A: My primary responsibility was conducting initial and annual client interviews to determine an applicant’s medical and financial eligibility for the program. During those interviews I screened each client for potential eligibility for other Medicaid services or programs to which they may be eligible and made referrals as appropriate.
I worked closely with dialysis unit social workers throughout the state as they were often the ones who referred patients to CRDP. (In addition), I wrote CRDP policy and procedure, worked with the pharmacists when billing issues came up, and transportation services when transportation problems arose.
Q: What did you like most about your position?
A: The fact that the benefits CRDP provided for our clients were literally life saving for them. None would have been able to afford the high cost of their medications or nutritional supplements without assistance, and most wouldn’t have been able to get back and forth for their 3 times a week dialysis treatments without the transportation services CRDP paid for.
Q: What was the least favorable part of the job for you?
A: Writing CRDP policy and procedure. There were many changes to the program from when I started in 2001 to when I retired at the end of 2009. Each change had to be reviewed by committee and published so the public could review it before final approval was given.
Q: How did you use your clinical skills in this role?

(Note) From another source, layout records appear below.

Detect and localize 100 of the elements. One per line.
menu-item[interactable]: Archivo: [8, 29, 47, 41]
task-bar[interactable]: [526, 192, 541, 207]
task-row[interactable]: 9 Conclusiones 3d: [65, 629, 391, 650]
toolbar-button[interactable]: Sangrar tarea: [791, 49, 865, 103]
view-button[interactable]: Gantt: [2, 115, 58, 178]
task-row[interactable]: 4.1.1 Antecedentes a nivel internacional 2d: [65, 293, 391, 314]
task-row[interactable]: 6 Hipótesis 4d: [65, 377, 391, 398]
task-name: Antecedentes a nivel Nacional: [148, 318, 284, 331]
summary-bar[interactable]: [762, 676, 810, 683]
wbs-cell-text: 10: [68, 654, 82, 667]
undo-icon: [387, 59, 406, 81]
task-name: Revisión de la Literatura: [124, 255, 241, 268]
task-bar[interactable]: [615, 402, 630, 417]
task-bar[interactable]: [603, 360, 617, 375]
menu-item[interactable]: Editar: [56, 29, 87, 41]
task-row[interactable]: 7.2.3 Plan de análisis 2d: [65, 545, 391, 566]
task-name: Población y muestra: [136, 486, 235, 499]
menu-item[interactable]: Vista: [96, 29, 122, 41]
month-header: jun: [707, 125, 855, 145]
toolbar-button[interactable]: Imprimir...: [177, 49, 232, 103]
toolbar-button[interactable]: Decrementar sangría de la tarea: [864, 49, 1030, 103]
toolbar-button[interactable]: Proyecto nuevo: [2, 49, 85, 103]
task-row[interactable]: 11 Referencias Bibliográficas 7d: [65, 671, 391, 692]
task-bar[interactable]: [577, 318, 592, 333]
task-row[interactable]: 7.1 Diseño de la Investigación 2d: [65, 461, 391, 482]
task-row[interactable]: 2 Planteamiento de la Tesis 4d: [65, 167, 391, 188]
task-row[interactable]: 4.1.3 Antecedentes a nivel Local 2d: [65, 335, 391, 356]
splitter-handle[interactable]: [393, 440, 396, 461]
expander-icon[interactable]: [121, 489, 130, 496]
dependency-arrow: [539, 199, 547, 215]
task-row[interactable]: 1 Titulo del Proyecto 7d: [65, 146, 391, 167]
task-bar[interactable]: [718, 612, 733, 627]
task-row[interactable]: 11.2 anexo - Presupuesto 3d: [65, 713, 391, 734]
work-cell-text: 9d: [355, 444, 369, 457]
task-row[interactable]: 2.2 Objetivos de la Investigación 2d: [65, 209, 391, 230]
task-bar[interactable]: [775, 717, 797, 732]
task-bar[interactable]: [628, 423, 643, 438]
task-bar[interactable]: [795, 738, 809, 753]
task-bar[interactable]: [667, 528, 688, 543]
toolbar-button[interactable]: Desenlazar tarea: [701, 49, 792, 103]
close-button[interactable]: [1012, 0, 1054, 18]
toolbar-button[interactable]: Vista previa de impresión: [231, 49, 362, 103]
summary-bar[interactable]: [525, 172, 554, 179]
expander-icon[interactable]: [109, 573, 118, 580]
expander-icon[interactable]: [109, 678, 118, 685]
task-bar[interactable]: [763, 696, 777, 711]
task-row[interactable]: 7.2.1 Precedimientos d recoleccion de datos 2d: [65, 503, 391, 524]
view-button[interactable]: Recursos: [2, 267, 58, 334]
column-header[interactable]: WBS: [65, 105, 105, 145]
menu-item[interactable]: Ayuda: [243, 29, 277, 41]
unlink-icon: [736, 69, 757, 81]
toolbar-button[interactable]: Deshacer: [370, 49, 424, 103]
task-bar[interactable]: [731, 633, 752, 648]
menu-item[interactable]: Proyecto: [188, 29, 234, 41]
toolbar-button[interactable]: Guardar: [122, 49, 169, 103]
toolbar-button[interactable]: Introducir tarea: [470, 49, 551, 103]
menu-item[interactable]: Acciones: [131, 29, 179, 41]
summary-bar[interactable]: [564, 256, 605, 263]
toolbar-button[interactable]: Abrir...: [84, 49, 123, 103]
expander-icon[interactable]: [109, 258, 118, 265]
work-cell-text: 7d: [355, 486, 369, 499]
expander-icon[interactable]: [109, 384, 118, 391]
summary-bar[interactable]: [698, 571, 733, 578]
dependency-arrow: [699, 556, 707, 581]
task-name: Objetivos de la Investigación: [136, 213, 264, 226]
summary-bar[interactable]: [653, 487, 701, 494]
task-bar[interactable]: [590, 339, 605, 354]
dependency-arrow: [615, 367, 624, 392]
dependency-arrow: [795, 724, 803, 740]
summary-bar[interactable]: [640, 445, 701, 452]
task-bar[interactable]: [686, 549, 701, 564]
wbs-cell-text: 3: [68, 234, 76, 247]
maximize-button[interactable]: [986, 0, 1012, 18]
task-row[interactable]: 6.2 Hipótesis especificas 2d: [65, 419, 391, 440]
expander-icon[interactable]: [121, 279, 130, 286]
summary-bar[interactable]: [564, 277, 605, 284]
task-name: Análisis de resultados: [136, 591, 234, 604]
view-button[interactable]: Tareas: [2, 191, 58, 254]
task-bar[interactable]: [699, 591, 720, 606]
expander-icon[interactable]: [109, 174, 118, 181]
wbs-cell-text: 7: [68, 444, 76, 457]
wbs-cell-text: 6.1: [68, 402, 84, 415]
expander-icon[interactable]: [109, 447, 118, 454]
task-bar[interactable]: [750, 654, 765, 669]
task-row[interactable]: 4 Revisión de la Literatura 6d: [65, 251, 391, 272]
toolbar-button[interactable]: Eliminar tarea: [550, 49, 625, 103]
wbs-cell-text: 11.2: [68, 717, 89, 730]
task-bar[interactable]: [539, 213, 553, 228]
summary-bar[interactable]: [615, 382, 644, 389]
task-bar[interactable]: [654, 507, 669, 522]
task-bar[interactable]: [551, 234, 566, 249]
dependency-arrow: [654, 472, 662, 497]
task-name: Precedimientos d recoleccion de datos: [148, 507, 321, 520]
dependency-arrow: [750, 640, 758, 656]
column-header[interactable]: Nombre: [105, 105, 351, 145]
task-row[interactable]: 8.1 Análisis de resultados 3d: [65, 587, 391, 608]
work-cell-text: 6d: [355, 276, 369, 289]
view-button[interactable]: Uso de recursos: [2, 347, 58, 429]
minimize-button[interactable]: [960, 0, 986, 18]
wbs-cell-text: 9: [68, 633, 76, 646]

A: My position did not include direct patient care, but because I was a nurse and the other workers in the program were clerical or had social worker degrees, medically related issues or questions were handled by me, or I educated staff about them.
Q: What other abilities did you use in this position?
A: As mentioned above, I educated staff about medication or medical issues. In addition, I monitored client’s adherence to their medication and nutritional supplement regimens and intervened through individual client counseling to determine and resolve reasons a client had for being noncompliant.
For example, a client might be experiencing a medication side effect that they hadn’t told the doctor about and after speaking with the client I would address the issue with their medical provider.
I advocated on the client’s behalf when they were being evaluated for kidney transplants or when they had transportation issues or medication access issues (some meds required prior approval).
Q: What advice can you offer to new nurses just starting out in their careers?
A: You are joining the nursing profession at a time of great transition and challenge, but with this challenge there will be new opportunities for nursing leadership and greater independence in nursing practice. The Affordable Care Act will be presenting more opportunities for nurse practitioners and for nurses who increase their skill levels through further education and certification. I encourage you to join the American Nurses Association and stay informed about legislative issues that affect nursing practice and patient care.
Take advantage of any mentorship or preceptor programs that may be offered by your employer and if there is no formal mentorship, reach out to an experienced nurse whose skills you admire and ask if she/he is willing to be your mentor. Fully utilize staff inservice trainings, tuition re-imbursement programs or continuing education programs that are provided by your employer.
Mostly, I’d like to welcome you to the nursing profession. May you have a long career and find a nursing job that fuels your enthusiasm and passion.